Since 2010, he's coached hundreds of individual PhD students and now offers
group support and online courses

Sometimes, it can seem like there's so much to do there's no way you can handle it all.

When this happens, it's easy to neglect your own self-care. How can you find the time to exercise, to eat and sleep well, to spend time with friends, or to just relax for a moment when there are a million other things to do?

But if you neglect yourself for too long, how can you expect to perform at the level you need to cope with these demands? How can you solve difficult problems and produce good work if you're exhausted, unhealthy and unhappy?

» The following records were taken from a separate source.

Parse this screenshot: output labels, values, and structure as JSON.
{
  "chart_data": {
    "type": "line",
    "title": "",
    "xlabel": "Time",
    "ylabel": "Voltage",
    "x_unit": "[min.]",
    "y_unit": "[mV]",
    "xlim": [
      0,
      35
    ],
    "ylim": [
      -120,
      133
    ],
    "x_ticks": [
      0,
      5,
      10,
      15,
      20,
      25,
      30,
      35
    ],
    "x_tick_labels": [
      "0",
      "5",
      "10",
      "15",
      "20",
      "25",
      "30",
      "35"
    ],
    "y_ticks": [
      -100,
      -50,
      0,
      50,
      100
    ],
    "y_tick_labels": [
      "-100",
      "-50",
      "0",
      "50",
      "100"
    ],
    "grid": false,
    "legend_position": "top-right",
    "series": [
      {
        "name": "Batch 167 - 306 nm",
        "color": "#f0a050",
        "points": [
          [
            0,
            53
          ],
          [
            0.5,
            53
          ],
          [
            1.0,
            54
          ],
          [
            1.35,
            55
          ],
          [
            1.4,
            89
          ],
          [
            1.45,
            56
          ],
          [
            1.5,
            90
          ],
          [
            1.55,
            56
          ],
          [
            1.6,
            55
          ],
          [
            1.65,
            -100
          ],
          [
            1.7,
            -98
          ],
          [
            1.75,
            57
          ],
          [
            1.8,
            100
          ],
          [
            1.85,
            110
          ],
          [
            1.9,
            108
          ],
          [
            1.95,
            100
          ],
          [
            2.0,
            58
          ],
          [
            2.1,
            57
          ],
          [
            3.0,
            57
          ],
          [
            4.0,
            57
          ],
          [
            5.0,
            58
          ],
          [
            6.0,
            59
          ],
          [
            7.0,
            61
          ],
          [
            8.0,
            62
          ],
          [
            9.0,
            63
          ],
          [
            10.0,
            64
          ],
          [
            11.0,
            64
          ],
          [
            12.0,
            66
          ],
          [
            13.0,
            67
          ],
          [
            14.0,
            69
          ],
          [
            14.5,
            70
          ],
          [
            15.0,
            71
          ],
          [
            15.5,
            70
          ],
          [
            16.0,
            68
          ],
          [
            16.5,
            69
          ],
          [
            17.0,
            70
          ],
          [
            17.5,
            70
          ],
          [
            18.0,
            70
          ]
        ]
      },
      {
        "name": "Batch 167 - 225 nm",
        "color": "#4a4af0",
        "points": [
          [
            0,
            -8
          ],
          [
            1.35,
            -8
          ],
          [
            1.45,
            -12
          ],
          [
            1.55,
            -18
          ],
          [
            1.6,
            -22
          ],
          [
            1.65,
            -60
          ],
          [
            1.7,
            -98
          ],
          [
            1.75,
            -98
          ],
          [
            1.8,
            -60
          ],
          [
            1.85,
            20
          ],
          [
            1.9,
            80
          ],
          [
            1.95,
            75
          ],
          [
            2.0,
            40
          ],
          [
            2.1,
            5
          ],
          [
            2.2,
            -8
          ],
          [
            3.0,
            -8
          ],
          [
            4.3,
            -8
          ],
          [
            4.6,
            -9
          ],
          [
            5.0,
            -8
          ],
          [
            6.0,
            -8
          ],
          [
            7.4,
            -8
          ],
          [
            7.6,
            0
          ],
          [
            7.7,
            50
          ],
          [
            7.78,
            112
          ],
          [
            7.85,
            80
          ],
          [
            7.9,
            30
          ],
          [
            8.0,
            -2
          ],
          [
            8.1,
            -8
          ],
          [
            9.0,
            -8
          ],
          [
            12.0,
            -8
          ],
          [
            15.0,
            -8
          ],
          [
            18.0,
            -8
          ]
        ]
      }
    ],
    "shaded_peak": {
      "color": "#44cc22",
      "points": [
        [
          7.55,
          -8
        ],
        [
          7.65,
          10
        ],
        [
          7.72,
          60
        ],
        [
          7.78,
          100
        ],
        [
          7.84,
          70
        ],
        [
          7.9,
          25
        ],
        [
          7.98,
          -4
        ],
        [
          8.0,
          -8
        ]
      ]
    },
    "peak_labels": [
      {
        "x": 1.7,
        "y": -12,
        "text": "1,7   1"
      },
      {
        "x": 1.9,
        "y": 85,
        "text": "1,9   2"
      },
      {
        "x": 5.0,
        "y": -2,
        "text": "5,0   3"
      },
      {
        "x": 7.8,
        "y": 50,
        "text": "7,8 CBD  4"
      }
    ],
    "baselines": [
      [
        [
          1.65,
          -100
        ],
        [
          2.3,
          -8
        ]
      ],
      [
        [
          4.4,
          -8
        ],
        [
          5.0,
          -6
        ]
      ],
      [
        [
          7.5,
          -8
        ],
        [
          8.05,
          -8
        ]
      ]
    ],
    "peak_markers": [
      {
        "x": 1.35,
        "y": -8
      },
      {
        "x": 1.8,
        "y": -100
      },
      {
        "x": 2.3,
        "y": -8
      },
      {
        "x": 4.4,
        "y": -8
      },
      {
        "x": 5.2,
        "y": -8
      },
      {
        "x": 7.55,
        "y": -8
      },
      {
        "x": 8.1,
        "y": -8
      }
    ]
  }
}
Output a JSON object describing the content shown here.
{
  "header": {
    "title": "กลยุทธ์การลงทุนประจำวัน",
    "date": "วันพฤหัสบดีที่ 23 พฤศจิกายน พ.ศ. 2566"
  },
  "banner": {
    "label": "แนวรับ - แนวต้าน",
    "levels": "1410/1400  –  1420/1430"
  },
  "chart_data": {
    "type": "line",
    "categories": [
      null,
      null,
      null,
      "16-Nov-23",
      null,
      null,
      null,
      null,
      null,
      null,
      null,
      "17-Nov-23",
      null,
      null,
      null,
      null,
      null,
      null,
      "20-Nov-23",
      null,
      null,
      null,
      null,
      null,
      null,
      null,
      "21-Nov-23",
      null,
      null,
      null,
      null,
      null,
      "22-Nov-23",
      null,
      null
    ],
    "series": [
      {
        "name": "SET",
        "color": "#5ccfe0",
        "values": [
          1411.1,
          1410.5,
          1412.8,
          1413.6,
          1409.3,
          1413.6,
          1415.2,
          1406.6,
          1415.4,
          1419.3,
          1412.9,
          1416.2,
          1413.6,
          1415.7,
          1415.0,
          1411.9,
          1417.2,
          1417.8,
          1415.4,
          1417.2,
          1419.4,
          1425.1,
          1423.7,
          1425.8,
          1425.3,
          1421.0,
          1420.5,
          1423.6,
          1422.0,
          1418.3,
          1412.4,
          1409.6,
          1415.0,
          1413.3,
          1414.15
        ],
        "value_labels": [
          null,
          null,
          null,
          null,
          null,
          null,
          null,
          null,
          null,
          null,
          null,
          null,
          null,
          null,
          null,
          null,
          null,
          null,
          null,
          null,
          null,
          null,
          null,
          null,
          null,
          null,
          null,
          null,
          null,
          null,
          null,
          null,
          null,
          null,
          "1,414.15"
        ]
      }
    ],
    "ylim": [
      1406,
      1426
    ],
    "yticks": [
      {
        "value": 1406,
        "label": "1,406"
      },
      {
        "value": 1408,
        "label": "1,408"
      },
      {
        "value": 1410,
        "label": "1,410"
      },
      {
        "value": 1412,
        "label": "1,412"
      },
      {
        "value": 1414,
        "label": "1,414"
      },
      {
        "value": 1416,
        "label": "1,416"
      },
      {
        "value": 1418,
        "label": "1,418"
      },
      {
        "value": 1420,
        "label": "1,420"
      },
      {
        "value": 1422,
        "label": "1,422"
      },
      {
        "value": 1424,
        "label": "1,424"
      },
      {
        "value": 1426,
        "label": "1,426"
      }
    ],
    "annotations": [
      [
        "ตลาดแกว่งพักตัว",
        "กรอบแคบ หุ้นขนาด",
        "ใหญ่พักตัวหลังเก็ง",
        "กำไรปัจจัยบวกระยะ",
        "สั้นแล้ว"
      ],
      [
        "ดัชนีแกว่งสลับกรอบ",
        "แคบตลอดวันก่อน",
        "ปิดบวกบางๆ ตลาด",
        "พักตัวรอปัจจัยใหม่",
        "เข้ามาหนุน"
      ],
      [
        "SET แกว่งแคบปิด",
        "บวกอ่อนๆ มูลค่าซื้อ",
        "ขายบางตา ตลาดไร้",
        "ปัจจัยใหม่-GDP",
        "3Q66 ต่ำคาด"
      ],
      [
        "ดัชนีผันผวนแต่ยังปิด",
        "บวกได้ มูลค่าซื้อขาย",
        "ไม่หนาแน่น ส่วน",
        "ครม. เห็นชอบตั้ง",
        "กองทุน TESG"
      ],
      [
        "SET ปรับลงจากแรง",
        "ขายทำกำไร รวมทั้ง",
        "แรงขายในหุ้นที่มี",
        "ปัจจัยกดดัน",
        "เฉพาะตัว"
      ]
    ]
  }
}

It's when you feel like you don't have the time that it's most important to look after yourself.

Some suggestions for self-care

Don't feel like you have to do all of these. It's best to pick one to start with, then you can start to add more.

Sleep

Sleep is fundamental to every aspect of health. If you think you can function on 4 hours sleep, I highly recommend reading Matthew Walker's "Why we sleep" (or listen to this interview)

To help improve your sleep, try avoiding coffee in the afternoons and alcohol. Also turning off all screens at least 30 minutes before you go to sleep (don't check emails in bed!)

Meditate

One of the reasons why we get stressed is the way we think about the situation we're in and the meaning we give it. The same situation can be seen and interpreted in different ways and what we think or feel in the current moment is not necessarily accurate or useful.

Meditation is a way of training yourself to notice - and start to take control of - the patterns of thought that dominate your experience. Even 10 minutes per day can make a significant difference.

There are many guided meditation apps and YouTube videos, but I'd personally recommend either Sam Harris's "Waking Up" course or Headspace.

Eat well

When you're stressed, you're much more likely to choose the quick, easy, junk food option. Taking the time, even just once a week, to cook yourself a healthy and tasty meal isn't just about physical nutrition, but also about reinforcing the belief that you're worth looking after.

If you don't want to do it for yourself, cook for someone else and have some company!

Check out Lazy Cat Kitchen for some excellent recipes.

Exercise

Exercise doesn't have to be strenuous to have a significant benefit. In fact, it's often better to exercise gently to get the body moving and the blood flowing.

Most people make the mistake of over-training, going to the point of failure in whatever exercise they do. Instead, most of your exercise should be easy, only occasionally pushing to the limit occasionally.

Try jogging slowly (at "conversation pace") or doing 20 minutes easy stretching.

If you're already in good shape and exercise regularly, try reducing the intensity. Take it really easy and see how it feels.

Call somebody

Think of someone you haven't spoken to for a while. Call them!

Turn everything off

Through your phone, tablet or computer, you have access to almost all of the world's information. This means that companies have started competing for your attention, deliberately designing platforms to keep you anxious so you keep checking them.

Give yourself a break. Turn everything off for an hour and just be.